認知症ケアのリスクマネジメント
第1回 認知症ケアの現場に多い事故・トラブルとは
◇ポイント1 認知症をめぐる現状を整理しよう
厚生労働省のデータによれば、平成22年に介護保険制度を利用している認知症高齢者は、約280万人に達しています。この場合の「認知症高齢者」とは、認知症の日常生活自立度がⅡ以上の人と定義されており、Ⅱとは「日常生活に支障をきたすような症状・行動や意思疎通の困難さが多少見られるものの、誰かが注意すれば自立できる状態」を指します。

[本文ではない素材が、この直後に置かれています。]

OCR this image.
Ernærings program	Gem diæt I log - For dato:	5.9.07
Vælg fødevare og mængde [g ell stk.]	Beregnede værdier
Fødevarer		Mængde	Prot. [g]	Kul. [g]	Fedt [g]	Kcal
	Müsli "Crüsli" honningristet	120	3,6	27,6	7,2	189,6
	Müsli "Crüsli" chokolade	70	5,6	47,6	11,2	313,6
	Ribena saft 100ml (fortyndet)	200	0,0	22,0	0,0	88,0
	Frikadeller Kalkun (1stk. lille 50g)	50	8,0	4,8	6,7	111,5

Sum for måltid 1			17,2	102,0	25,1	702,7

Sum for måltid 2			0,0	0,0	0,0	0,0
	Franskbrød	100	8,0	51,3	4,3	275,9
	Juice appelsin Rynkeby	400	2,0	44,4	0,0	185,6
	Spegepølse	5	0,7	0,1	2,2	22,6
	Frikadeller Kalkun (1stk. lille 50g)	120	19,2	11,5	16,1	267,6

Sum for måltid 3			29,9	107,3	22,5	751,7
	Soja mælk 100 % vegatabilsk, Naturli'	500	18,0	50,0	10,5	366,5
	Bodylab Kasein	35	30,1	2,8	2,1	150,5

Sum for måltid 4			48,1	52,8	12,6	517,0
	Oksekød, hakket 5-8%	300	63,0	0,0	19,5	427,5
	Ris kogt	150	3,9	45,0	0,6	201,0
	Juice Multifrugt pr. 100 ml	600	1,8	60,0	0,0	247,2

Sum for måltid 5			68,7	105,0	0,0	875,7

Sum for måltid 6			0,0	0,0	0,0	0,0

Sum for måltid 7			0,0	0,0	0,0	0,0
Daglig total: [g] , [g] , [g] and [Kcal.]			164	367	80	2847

ただし、BPSD(周辺症状)による行動は、周囲の対応などによって大きく変化することがあります。「注意すれば自立できる」とは言っても、場所や時間によって不穏さが増すこともあり、Ⅱだからと言って「ケアの頻度は軽い」と考えない方がいいでしょう。つまり、ここで示された約280万人については、何らかの事故やトラブルなどのリスクが付きまとうことへの意識が必要です。
介護現場全体の比率で見ると、平成22年の介護保険の実受給者数は約490万人なので、約57%がⅡ以上となります。利用者の2人に1人以上は、認知症をめぐる様々なリスクがあり、そのことを意識しながらの専門性の高いケアが求められることになります。